À plus de 40 kilomètres d’Abidjan, se trouve le plus grand village artisanal de l’Afrique de l’Ouest. Ce lieu d’exposition d’œuvres d’art réunit plus de 1000 artisans et artistes. Tous désemparés par le désintérêt de la population face aux métiers de l’art. Certains aspirent à quitter ce milieu qui existe depuis 1976.
7 heures du matin. Des objets rutilants se laissent apercevoir. Des bruits de marteaux se font entendre. C’est ici le village artisanal. Il offre une panoplie de couleurs toutes en harmonie. Il y a plus de cent cases étendues sur tout le long de l’ancienne voie de Bassam, dans la banlieue balnéaire. Ce lieu donne aux visiteurs et aux acheteurs une diversité d’œuvres qui replongent dans les cultures africaines. Ici, plus de la moitié sont des artistes et les autres des vendeurs.
Les artistes sortent leurs matériels et exposent les œuvres déjà achevées. Younouss, bronzier, commence sa journée par achever les œuvres qu’il avait commencé à travailler depuis la veille. « Le travail de bronzier prend beaucoup de temps et se fait par étape. Pour sortir de beaux objets d’art, il faut réunir l’argile, le bronze et la cire d’abeille, tout ça travaillé ardemment pour avoir un beau résultat », explique-t-il.
Attenta, Covid19 : le monde des arts s’effondre

« C’est vraiment écœurant de voir qu’aucune attention n’est portée à l’endroit de nos œuvres. Parfois, nous pouvons faire toute une semaine sans avoir un seul client. On a aussi des pièces qui n’ont pas encore été vendues depuis maintenant 3 ou 6 ans. Mais c’est notre passion. On n’a pas le choix. On l’a appris depuis tout petit auprès de nos parents.», sanglote presque. Comme lui, plusieurs artisans sont aussi dans la même situation.

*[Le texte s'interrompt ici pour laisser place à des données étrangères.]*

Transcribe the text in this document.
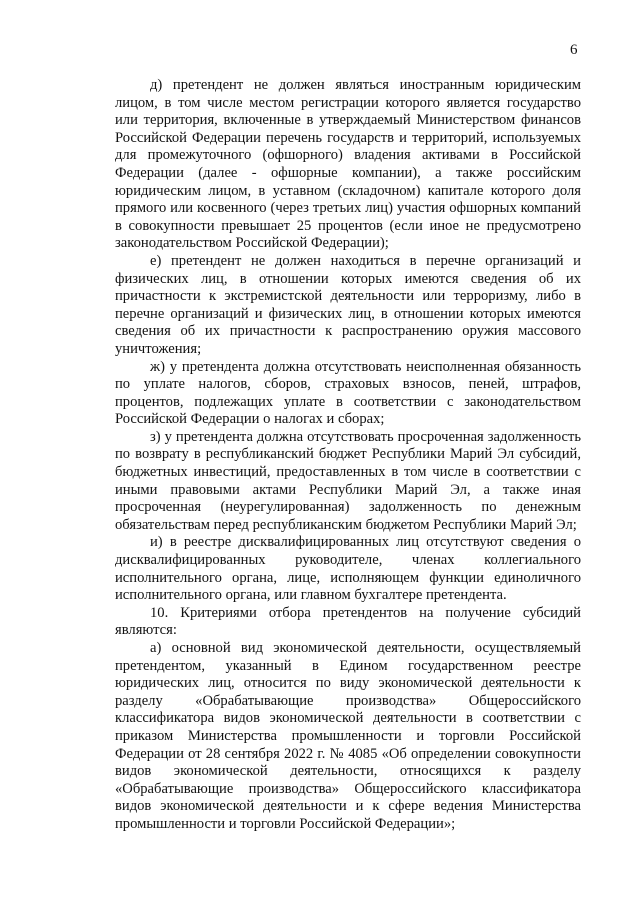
6

д) претендент не должен являться иностранным юридическим лицом, в том числе местом регистрации которого является государство или территория, включенные в утверждаемый Министерством финансов Российской Федерации перечень государств и территорий, используемых для промежуточного (офшорного) владения активами в Российской Федерации (далее - офшорные компании), а также российским юридическим лицом, в уставном (складочном) капитале которого доля прямого или косвенного (через третьих лиц) участия офшорных компаний в совокупности превышает 25 процентов (если иное не предусмотрено законодательством Российской Федерации);

е) претендент не должен находиться в перечне организаций и физических лиц, в отношении которых имеются сведения об их причастности к экстремистской деятельности или терроризму, либо в перечне организаций и физических лиц, в отношении которых имеются сведения об их причастности к распространению оружия массового уничтожения;

ж) у претендента должна отсутствовать неисполненная обязанность по уплате налогов, сборов, страховых взносов, пеней, штрафов, процентов, подлежащих уплате в соответствии с законодательством Российской Федерации о налогах и сборах;

з) у претендента должна отсутствовать просроченная задолженность по возврату в республиканский бюджет Республики Марий Эл субсидий, бюджетных инвестиций, предоставленных в том числе в соответствии с иными правовыми актами Республики Марий Эл, а также иная просроченная (неурегулированная) задолженность по денежным обязательствам перед республиканским бюджетом Республики Марий Эл;

и) в реестре дисквалифицированных лиц отсутствуют сведения о дисквалифицированных руководителе, членах коллегиального исполнительного органа, лице, исполняющем функции единоличного исполнительного органа, или главном бухгалтере претендента.

10. Критериями отбора претендентов на получение субсидий являются:

а) основной вид экономической деятельности, осуществляемый претендентом, указанный в Едином государственном реестре юридических лиц, относится по виду экономической деятельности к разделу «Обрабатывающие производства» Общероссийского классификатора видов экономической деятельности в соответствии с приказом Министерства промышленности и торговли Российской Федерации от 28 сентября 2022 г. № 4085 «Об определении совокупности видов экономической деятельности, относящихся к разделу «Обрабатывающие производства» Общероссийского классификатора видов экономической деятельности и к сфере ведения Министерства промышленности и торговли Российской Федерации»;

C’est le cas de Sankaré Mamadou, artiste et lui-même revendeur. Il s’est reconverti en artiste par passion. « Depuis 1980, j’ai décidé de travailler dans l’artisanat. Auparavant, j’étais mécanicien. J’ai appris les métiers de l’art depuis le bas âge. C’est ainsi que j’ai décidé d’être sculpteur », indique-t-il.

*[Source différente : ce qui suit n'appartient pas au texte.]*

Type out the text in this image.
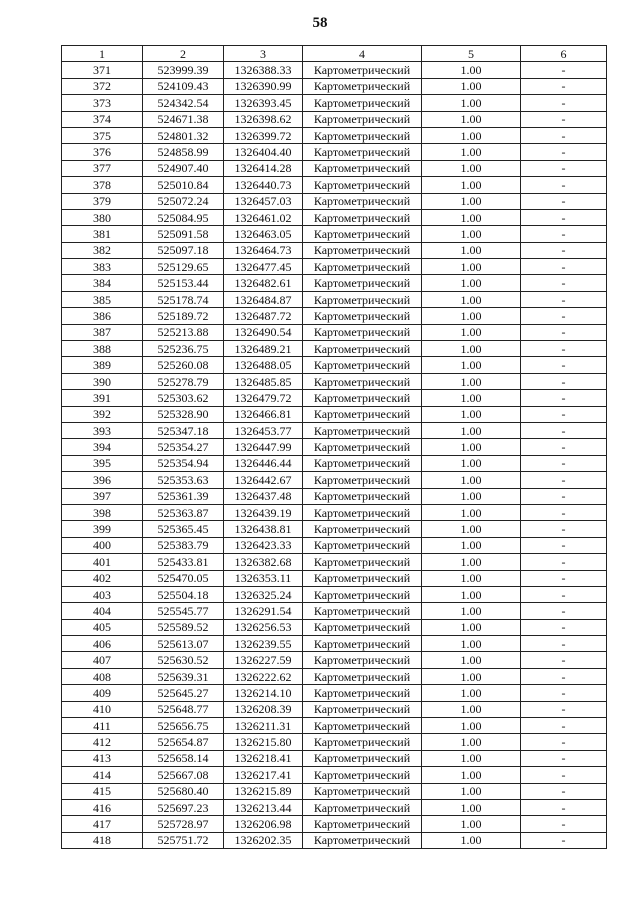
58
1	2	3	4	5	6
371	523999.39	1326388.33	Картометрический	1.00	-
372	524109.43	1326390.99	Картометрический	1.00	-
373	524342.54	1326393.45	Картометрический	1.00	-
374	524671.38	1326398.62	Картометрический	1.00	-
375	524801.32	1326399.72	Картометрический	1.00	-
376	524858.99	1326404.40	Картометрический	1.00	-
377	524907.40	1326414.28	Картометрический	1.00	-
378	525010.84	1326440.73	Картометрический	1.00	-
379	525072.24	1326457.03	Картометрический	1.00	-
380	525084.95	1326461.02	Картометрический	1.00	-
381	525091.58	1326463.05	Картометрический	1.00	-
382	525097.18	1326464.73	Картометрический	1.00	-
383	525129.65	1326477.45	Картометрический	1.00	-
384	525153.44	1326482.61	Картометрический	1.00	-
385	525178.74	1326484.87	Картометрический	1.00	-
386	525189.72	1326487.72	Картометрический	1.00	-
387	525213.88	1326490.54	Картометрический	1.00	-
388	525236.75	1326489.21	Картометрический	1.00	-
389	525260.08	1326488.05	Картометрический	1.00	-
390	525278.79	1326485.85	Картометрический	1.00	-
391	525303.62	1326479.72	Картометрический	1.00	-
392	525328.90	1326466.81	Картометрический	1.00	-
393	525347.18	1326453.77	Картометрический	1.00	-
394	525354.27	1326447.99	Картометрический	1.00	-
395	525354.94	1326446.44	Картометрический	1.00	-
396	525353.63	1326442.67	Картометрический	1.00	-
397	525361.39	1326437.48	Картометрический	1.00	-
398	525363.87	1326439.19	Картометрический	1.00	-
399	525365.45	1326438.81	Картометрический	1.00	-
400	525383.79	1326423.33	Картометрический	1.00	-
401	525433.81	1326382.68	Картометрический	1.00	-
402	525470.05	1326353.11	Картометрический	1.00	-
403	525504.18	1326325.24	Картометрический	1.00	-
404	525545.77	1326291.54	Картометрический	1.00	-
405	525589.52	1326256.53	Картометрический	1.00	-
406	525613.07	1326239.55	Картометрический	1.00	-
407	525630.52	1326227.59	Картометрический	1.00	-
408	525639.31	1326222.62	Картометрический	1.00	-
409	525645.27	1326214.10	Картометрический	1.00	-
410	525648.77	1326208.39	Картометрический	1.00	-
411	525656.75	1326211.31	Картометрический	1.00	-
412	525654.87	1326215.80	Картометрический	1.00	-
413	525658.14	1326218.41	Картометрический	1.00	-
414	525667.08	1326217.41	Картометрический	1.00	-
415	525680.40	1326215.89	Картометрический	1.00	-
416	525697.23	1326213.44	Картометрический	1.00	-
417	525728.97	1326206.98	Картометрический	1.00	-
418	525751.72	1326202.35	Картометрический	1.00	-
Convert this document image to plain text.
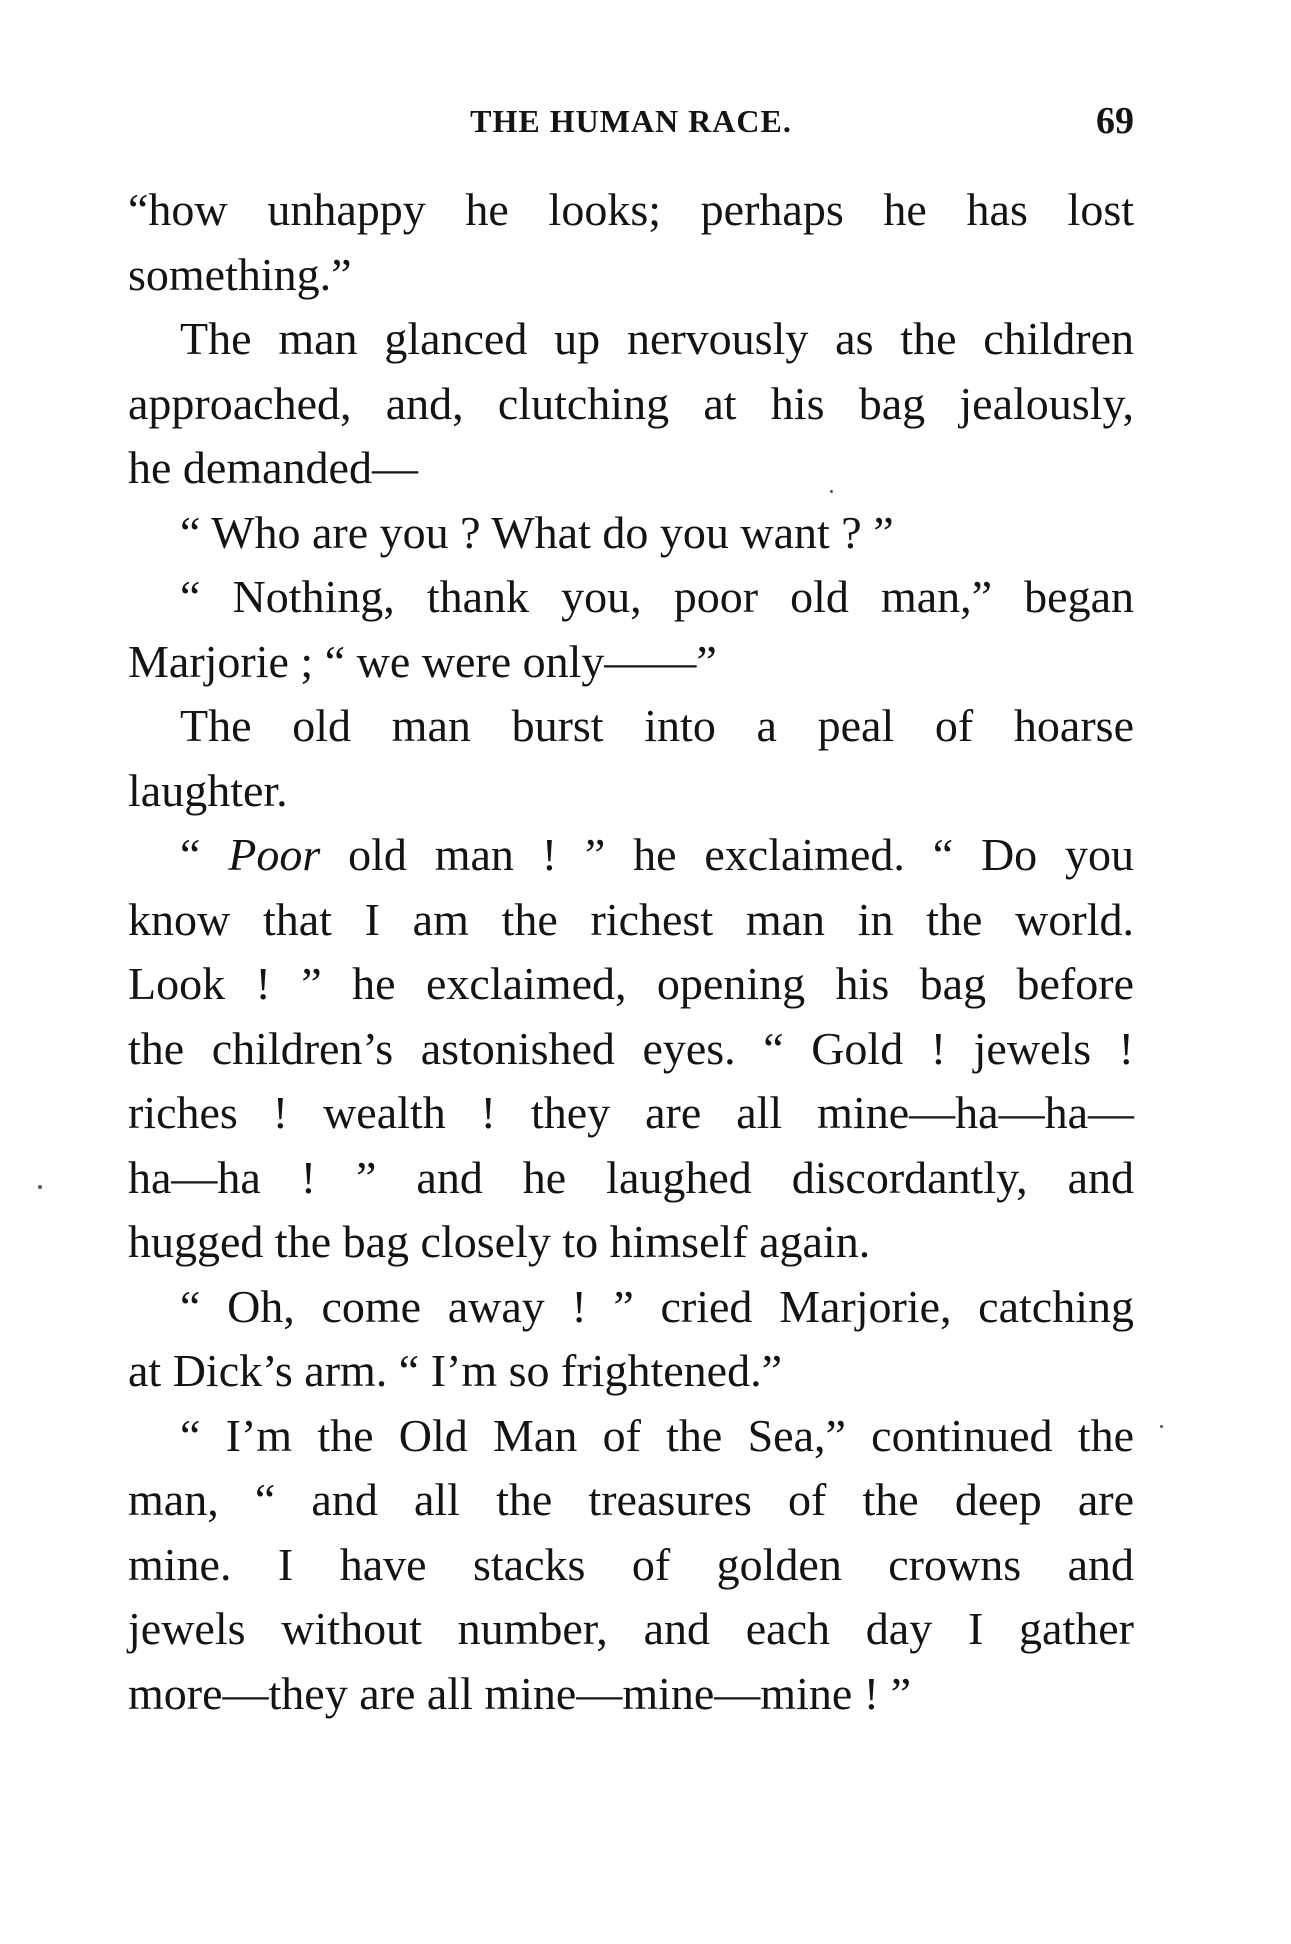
THE HUMAN RACE.	69
“how unhappy he looks; perhaps he has lost
something.”
The man glanced up nervously as the children
approached, and, clutching at his bag jealously,
he demanded—
“ Who are you ? What do you want ? ”
“ Nothing, thank you, poor old man,” began
Marjorie ; “ we were only——”
The old man burst into a peal of hoarse
laughter.
“ Poor old man ! ” he exclaimed. “ Do you
know that I am the richest man in the world.
Look ! ” he exclaimed, opening his bag before
the children’s astonished eyes. “ Gold ! jewels !
riches ! wealth ! they are all mine—ha—ha—
ha—ha ! ” and he laughed discordantly, and
hugged the bag closely to himself again.
“ Oh, come away ! ” cried Marjorie, catching
at Dick’s arm. “ I’m so frightened.”
“ I’m the Old Man of the Sea,” continued the
man, “ and all the treasures of the deep are
mine. I have stacks of golden crowns and
jewels without number, and each day I gather
more—they are all mine—mine—mine ! ”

Dans les années 90, il vivait pleinement et aisément de son art jusqu’au jour où la ville de Grand-Bassam a connu une attaque terroriste. « C’est à ce moment que j’ai vu ma vie d’artiste s’effondrer. Il n’y avait plus de touristes ici à Bassam. Et tout ça m’a affecté financièrement. Maintenant, j’ai décidé d’arrêter de sculpter et je vends des cigarettes en plus des toiles bâties que je confectionne de temps à autre », se désole Mamadou.
« Je suis un amoureux de l’art depuis le bas âge. Depuis mes douze ans, je venais apprendre à sculpter ici au village artisanal. J’ai décidé d’en faire profession malgré l’opposition de mes parents. Moi, j’ai touché à presque tous les métiers de l’art. Aujourd’hui, je ne fais plus de sculpture. Je travaille avec une équipe qui se charge de sculpter. J’achète leurs œuvres. Je les couvre de perles que je revends ensuite. Mais depuis la crise du COVID-19, il n’y a plus de touriste. Alors qu’ici, en Côte d’Ivoire, l’art vit du tourisme puisque bon nombre d’Ivoiriens ne s’y intéressent pas », explique Sankara Seydou, un autre artiste.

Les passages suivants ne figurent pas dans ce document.